THE CALIFORNIA EFFECT
The PMI Index considers the Las Vegas-Paradise area overpriced by 25.5 percent resulting in a 197-point risk rating. Average national rates on 30-year fixed-rate mortgages recently rose above 6 percent for the first time since late March, which could spark a market softening as well.
The report, more significantly, places the Los Angles-Long Beach area at the top of its risk list. Southern California defectors make-up one-third of the valley's new residents.
The median price paid for a Southern California home was $475,000 in September, up 16.1 percent from a year earlier, reports DataQuick Information Systems, a La Jolla, Calif.-based real estate research firm. It marks a 37 percent price premium over homes in the Las Vegas area.
Orange County was the region's highest sector with a median price of $610,000, or about 51 percent more than an average Southern Nevada home.
Many of those California residents are capitalizing on the current real estate boom to cash-out the equity from their home and move to Las Vegas where housing is still considerably cheaper. It enables those new residents to either upgrade to a higher-end home or create a financial nest-egg. As a result, a pricing deflation in Southern California could have a ripple effect throughout the Las Vegas market.
Some local homebuilders think Las Vegas is still a bull market.
"We have about 100,000 new residents annually creating demand for a minimum for 35,000 housing units a year," said Astoria Homes President Tom McCormick. "And we are barely meeting demand right now."
A diminishing land supply coupled with labor constraints and rising material costs are preventing homebuilders from delivering more units per year. It has subsequently depleted the available housing inventory creating a pent-up market demand, McCormick believes.
SUB-MARKETS
Entry-level and custom homes remain the two most robust sectors, while mid-priced residences and high-rise condos could see some softening. There were 93 luxury condominium projects, totaling 175 towers and 47,590 units, proposed, planned or under construction in the Las Vegas Valley during the second quarter.
"There is insufficient market demand to absorb all of the units currently in the development pipeline," said Brian Gordon, principal of Applied Analysis. "We estimate that between 30 and 40 percent of the projects currently planned will be developed during the next eight to 10 years."

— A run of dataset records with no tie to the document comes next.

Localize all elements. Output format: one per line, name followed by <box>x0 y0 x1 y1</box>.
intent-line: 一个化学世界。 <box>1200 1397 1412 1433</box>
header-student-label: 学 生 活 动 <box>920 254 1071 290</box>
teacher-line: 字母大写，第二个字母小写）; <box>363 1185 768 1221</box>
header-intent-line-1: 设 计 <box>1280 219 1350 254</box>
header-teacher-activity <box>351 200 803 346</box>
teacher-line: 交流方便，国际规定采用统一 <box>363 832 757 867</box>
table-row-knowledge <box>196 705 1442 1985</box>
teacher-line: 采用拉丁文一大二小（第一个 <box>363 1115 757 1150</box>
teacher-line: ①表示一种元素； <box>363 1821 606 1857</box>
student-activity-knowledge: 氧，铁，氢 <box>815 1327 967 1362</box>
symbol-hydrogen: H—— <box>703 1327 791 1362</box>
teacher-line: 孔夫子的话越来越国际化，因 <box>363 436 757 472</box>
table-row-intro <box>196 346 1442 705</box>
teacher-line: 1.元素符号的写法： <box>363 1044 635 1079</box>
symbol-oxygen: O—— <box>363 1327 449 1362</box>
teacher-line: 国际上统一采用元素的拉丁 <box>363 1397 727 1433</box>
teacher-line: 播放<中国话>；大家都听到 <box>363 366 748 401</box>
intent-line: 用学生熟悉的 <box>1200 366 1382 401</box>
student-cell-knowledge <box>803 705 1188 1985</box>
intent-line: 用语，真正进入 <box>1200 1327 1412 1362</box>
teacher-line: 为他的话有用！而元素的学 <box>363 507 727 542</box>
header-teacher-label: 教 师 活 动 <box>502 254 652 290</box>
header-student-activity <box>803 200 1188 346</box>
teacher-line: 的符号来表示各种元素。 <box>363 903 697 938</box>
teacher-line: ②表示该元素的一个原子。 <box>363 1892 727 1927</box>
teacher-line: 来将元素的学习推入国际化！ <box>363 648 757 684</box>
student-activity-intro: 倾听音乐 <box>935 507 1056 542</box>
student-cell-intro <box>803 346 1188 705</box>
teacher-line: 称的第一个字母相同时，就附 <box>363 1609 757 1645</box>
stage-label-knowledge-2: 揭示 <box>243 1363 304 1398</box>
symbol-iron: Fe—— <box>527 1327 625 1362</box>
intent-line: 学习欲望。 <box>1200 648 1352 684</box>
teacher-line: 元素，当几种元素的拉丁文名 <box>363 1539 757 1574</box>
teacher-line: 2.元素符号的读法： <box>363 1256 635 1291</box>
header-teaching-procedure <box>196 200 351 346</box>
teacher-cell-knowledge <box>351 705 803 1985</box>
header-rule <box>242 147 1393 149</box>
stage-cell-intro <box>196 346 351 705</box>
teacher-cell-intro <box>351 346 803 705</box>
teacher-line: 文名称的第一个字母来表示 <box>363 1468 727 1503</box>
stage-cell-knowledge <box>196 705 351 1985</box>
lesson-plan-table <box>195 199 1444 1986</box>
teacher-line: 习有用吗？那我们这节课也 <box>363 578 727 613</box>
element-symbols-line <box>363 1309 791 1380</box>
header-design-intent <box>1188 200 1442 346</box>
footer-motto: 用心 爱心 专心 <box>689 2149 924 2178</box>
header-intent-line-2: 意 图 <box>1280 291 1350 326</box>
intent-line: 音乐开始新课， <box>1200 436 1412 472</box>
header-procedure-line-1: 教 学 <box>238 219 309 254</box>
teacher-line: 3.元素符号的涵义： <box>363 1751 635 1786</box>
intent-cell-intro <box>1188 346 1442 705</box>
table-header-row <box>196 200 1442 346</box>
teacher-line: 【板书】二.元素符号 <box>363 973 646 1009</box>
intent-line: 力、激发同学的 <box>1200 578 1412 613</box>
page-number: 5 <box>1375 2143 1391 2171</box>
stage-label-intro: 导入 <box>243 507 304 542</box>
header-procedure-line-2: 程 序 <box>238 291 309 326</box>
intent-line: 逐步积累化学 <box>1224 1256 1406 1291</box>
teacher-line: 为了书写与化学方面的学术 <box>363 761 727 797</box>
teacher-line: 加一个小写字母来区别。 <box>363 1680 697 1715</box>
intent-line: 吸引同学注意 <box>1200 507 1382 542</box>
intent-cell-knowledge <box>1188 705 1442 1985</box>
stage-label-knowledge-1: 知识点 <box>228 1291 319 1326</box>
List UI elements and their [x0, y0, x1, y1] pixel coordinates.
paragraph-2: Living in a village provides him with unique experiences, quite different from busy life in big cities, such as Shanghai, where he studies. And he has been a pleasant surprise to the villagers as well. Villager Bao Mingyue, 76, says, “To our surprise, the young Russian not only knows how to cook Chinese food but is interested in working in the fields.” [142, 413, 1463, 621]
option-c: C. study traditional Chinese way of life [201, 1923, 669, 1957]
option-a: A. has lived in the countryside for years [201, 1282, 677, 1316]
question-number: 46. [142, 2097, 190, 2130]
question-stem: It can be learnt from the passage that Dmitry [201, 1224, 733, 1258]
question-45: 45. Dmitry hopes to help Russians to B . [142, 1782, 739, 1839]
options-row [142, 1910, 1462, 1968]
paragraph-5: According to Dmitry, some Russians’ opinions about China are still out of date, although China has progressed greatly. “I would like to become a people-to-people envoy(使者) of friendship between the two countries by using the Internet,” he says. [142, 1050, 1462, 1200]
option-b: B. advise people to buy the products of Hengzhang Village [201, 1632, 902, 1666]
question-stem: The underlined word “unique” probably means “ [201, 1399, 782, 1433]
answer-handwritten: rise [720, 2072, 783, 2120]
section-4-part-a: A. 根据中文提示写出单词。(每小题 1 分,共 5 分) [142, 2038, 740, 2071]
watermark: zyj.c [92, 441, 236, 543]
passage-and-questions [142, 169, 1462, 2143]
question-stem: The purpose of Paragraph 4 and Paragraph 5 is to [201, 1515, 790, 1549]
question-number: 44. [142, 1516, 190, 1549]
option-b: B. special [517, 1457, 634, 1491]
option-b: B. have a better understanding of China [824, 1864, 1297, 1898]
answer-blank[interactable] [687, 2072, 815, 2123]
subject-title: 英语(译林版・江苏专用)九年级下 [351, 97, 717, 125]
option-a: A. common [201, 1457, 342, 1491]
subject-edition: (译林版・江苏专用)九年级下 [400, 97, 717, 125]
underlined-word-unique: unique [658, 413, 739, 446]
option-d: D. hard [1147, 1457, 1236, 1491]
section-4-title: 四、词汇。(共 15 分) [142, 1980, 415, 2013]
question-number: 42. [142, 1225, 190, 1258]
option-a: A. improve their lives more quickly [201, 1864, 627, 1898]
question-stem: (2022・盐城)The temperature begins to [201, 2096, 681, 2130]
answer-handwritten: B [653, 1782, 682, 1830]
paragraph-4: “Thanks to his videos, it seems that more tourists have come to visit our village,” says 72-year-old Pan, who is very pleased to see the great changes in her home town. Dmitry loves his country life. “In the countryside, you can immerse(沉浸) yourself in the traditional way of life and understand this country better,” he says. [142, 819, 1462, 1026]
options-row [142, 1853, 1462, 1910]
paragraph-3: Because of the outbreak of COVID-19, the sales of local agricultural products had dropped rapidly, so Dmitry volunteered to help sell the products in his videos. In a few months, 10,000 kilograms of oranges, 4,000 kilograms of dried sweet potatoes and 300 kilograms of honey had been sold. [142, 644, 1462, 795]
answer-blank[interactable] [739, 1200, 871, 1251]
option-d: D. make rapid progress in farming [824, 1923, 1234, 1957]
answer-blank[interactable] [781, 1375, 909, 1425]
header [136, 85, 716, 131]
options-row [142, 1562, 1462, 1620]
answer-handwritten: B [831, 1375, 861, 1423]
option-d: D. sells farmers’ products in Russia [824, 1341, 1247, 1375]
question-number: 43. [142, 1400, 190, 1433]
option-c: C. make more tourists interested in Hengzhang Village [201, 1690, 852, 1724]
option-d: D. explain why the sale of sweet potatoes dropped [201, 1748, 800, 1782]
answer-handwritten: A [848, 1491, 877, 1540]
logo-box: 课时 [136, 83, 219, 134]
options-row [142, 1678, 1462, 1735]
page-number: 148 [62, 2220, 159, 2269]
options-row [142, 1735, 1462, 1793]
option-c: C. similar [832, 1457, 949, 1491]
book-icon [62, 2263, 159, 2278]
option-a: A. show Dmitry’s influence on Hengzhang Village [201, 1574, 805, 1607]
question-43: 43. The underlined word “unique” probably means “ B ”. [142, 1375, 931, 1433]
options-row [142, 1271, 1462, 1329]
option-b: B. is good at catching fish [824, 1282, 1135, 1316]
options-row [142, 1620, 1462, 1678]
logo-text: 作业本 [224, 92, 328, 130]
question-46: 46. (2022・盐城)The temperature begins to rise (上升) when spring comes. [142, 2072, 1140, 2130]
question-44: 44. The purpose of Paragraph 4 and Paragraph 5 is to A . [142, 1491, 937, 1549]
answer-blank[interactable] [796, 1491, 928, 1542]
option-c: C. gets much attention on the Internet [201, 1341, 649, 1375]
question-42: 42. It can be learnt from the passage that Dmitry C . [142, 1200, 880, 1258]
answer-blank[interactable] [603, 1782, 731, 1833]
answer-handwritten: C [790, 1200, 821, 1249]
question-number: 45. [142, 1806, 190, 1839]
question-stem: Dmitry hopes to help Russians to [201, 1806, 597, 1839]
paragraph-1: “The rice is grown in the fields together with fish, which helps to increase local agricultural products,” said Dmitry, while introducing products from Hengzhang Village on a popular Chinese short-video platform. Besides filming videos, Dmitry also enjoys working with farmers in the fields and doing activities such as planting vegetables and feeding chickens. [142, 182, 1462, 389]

The apartment market, meanwhile, is facing a negative inventory due to the number of condominium conversions, resulting in a higher demand for affordable housing. Converted condos now account for roughly one in every five new home sales.
Custom residences are also seeing increased activity due to greater personal wealth as well as new residents from more expensive metropolitan markets are garnering cash windfalls from their home sales.
"There have been 40 luxury home sales in the Las Vegas Valley during the past year in the $1 million to $3 million plus range," said James Beasley, president of Beasley & DeVarreau Sotheby's Int'l Realty. "We're seeing an 8 to 10 percent annual appreciation in the luxury market."
Notably, there are fewer speculators flipping homes at a luxury level, resulting in a genuine price appreciation. The scarcity of available large lots and a ban on new golf course construction (a favorite setting for luxury homes) has created a finite inventory for those seeking a custom built residence..
"While we are still more affordable than California, we're becoming less competitive compared to Phoenix, Albuquerque, Denver and Salt Lake," Restrepo said. "As interest rates rise, the volume of housing sales will slow down resulting in price an adjustment and more normal rate of appreciation over the next several quarters."